Which brings us to AI models, and really they should just be called transformer models; they are statistical tensor product machines. They are not software in a traditional sense. They are trained to match their training input in a statistical sense. If the input data is corrupted, the model will actually get worse over time, not better. If the data is biased, it will get worse over time, not better. With the amount of slop generated on the web, it is extraordinarily hard to denoise and decide what’s good data and what’s bad data that shouldn’t be used for training. Which means the scaling we’ve seen with increased data will not necessarily hold. And there’s not a clear indication that scaling the model size, which is largely already impractical, is having some synergistic or emergent effect as hoped and hyped.

Also, we’re really not in the infancy of AI. Maybe the infancy of widespread hype for it, but the idea of using tensor products for statistical learning algorithms goes back at least as far as Smolensky, maybe before, and that was what, 1990?

We are in the infancy of I’d say quantum style compute, so we really don’t have much to draw on beyond theoretical models.
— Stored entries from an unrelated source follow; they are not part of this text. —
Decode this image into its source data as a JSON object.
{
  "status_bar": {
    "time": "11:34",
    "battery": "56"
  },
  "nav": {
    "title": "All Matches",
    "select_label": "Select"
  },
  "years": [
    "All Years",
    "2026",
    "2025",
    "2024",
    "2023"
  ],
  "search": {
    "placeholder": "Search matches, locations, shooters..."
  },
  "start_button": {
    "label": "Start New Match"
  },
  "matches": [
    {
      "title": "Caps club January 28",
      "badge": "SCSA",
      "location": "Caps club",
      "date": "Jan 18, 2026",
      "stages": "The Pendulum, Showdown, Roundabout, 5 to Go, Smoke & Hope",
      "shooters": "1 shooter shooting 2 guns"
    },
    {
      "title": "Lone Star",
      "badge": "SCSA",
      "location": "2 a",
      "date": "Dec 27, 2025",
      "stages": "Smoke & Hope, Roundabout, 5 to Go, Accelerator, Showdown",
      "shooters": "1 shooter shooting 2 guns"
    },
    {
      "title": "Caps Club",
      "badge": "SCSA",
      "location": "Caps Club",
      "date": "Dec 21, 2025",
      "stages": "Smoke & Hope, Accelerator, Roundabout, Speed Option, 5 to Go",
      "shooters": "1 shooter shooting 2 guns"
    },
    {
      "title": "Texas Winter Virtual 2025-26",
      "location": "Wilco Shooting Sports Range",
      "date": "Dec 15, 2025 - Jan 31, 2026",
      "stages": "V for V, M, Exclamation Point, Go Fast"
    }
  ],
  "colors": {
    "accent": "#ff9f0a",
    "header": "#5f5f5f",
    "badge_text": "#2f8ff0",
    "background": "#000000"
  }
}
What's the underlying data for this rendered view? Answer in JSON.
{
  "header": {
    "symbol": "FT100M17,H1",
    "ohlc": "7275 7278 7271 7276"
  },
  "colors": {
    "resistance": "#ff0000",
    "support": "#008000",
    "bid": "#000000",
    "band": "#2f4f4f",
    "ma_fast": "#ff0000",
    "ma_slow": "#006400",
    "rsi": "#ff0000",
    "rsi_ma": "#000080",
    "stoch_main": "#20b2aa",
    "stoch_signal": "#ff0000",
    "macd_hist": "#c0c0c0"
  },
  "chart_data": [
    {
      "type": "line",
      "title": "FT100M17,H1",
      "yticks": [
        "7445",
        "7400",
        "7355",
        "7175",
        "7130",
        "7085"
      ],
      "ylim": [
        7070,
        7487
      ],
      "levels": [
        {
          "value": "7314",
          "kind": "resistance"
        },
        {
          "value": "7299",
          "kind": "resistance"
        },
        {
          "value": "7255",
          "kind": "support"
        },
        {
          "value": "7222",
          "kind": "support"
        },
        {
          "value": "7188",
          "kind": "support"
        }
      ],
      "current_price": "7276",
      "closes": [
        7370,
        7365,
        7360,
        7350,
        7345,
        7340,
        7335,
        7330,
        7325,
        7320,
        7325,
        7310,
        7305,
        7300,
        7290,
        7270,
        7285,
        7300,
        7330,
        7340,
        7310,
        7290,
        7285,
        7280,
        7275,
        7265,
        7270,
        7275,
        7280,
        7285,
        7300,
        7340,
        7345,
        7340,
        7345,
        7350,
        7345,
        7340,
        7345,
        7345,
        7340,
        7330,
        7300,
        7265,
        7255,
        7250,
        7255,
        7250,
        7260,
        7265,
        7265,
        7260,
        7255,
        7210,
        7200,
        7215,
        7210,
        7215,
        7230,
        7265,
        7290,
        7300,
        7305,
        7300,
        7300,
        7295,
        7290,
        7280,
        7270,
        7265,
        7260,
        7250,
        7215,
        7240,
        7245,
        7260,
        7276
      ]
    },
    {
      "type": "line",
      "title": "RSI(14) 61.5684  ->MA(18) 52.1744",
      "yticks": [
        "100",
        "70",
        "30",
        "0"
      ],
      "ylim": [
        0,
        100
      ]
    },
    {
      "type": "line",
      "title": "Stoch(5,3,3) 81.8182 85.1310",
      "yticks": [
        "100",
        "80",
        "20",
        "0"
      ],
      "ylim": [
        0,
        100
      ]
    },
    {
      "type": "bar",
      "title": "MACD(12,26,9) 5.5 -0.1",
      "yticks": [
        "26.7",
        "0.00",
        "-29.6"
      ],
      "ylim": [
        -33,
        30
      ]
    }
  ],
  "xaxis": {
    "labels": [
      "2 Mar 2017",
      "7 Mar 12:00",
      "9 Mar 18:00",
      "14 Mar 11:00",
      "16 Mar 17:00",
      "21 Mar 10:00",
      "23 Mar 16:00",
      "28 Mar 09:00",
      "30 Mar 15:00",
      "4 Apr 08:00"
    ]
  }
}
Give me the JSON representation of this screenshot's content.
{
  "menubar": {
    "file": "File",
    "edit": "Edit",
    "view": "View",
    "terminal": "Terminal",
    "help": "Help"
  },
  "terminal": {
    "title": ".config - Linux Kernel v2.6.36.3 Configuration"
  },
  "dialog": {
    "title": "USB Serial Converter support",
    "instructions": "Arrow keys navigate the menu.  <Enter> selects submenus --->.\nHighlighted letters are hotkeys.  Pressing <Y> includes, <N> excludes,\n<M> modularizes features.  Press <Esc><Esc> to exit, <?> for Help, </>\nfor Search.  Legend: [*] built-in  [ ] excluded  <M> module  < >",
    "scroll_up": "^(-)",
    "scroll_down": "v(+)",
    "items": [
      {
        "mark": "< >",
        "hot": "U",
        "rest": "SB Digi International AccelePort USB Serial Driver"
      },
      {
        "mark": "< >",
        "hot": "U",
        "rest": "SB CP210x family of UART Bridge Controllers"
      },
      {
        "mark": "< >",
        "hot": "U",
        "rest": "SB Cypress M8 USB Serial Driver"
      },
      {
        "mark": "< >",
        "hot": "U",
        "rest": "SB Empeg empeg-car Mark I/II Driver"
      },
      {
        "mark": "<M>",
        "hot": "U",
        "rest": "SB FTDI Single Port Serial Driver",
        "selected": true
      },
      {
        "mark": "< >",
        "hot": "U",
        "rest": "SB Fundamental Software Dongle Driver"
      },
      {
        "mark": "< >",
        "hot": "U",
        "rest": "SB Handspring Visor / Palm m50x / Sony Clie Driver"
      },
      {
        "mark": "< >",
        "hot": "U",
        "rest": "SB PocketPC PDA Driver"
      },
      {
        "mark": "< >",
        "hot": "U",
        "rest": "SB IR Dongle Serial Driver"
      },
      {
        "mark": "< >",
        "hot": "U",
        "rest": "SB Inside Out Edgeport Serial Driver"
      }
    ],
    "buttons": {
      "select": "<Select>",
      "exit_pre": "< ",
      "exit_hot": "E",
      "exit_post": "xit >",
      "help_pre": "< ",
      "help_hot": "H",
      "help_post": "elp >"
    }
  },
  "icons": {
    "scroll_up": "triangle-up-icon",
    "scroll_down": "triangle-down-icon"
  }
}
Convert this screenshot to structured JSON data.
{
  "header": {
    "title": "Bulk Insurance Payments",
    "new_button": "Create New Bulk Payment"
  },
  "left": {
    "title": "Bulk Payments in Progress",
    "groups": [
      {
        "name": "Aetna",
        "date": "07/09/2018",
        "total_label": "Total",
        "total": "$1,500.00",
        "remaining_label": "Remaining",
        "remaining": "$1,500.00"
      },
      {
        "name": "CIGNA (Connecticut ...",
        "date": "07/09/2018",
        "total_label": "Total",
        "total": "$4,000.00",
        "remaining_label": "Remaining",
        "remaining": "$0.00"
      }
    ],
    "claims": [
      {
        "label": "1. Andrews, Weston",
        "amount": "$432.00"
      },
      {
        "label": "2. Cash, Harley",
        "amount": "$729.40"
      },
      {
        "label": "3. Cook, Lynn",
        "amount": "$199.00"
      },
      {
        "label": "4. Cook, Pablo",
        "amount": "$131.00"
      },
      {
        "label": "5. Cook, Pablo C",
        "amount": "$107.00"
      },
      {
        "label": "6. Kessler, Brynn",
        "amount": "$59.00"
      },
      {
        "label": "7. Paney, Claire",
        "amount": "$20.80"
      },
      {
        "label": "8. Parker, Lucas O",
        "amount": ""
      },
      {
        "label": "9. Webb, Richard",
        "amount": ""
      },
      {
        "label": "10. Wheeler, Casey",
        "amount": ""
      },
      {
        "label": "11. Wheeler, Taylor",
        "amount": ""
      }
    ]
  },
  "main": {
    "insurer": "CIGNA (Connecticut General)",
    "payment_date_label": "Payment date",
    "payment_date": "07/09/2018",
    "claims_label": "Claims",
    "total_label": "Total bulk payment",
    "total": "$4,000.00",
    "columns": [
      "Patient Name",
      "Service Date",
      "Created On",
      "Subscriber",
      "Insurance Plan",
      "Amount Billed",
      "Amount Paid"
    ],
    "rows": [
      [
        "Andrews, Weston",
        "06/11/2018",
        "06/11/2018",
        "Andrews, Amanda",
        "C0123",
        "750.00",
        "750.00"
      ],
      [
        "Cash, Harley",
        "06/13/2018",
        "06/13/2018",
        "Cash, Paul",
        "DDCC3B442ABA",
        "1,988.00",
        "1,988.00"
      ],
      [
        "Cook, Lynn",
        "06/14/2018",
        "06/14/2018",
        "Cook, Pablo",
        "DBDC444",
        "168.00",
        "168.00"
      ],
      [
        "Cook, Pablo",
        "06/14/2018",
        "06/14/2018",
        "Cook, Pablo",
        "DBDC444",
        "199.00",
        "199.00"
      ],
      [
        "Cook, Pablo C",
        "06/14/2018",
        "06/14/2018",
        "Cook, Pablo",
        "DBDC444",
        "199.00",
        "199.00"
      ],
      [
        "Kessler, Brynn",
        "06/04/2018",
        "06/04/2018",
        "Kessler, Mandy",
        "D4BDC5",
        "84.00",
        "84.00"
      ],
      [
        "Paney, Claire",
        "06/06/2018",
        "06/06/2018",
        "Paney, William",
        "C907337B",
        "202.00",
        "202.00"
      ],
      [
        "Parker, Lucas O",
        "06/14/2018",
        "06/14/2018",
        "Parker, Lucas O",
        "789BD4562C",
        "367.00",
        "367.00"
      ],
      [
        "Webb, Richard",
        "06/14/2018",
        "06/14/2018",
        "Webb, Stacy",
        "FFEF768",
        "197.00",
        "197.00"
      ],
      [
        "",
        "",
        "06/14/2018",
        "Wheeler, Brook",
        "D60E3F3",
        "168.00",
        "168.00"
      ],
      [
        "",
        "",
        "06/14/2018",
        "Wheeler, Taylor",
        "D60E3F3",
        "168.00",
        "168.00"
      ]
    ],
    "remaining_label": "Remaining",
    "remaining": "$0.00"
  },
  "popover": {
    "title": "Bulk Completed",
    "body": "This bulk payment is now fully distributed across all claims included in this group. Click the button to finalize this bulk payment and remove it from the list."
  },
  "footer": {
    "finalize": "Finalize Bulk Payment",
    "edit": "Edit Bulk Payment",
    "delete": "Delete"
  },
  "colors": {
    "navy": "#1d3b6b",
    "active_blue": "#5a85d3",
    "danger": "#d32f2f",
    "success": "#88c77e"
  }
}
Generative LLM models have largely plateaued in my opinion.

[–] Peruvian_Skies@sh.itjust.works 3 points 2 months ago

We're in the infancy of AI in the sense that widespread use, testing and properly-funded development of these technologies only began a few years ago when massively parallelized processing became affordable enough, even though the concepts are older. You could say we're in the infancy of practical AI, not theoretical.

[–] SaneMartigan@aussie.zone 11 points 2 months ago

Video killed the radio czar?

[–] KiwiTB@lemmy.world 10 points 2 months ago

Sounds like time for a new czar

[–] ranzispa@mander.xyz 3 points 2 months ago

The Linux foundation, home to some of the best software engineers, and known not to pick up any trend just because it's new - let's say they still work with patches sent in a mailing list - reckon that a new tool is being very useful to them to the point that they're integrating it into their workflow.

People still criticise them because they should know better such tool is useless.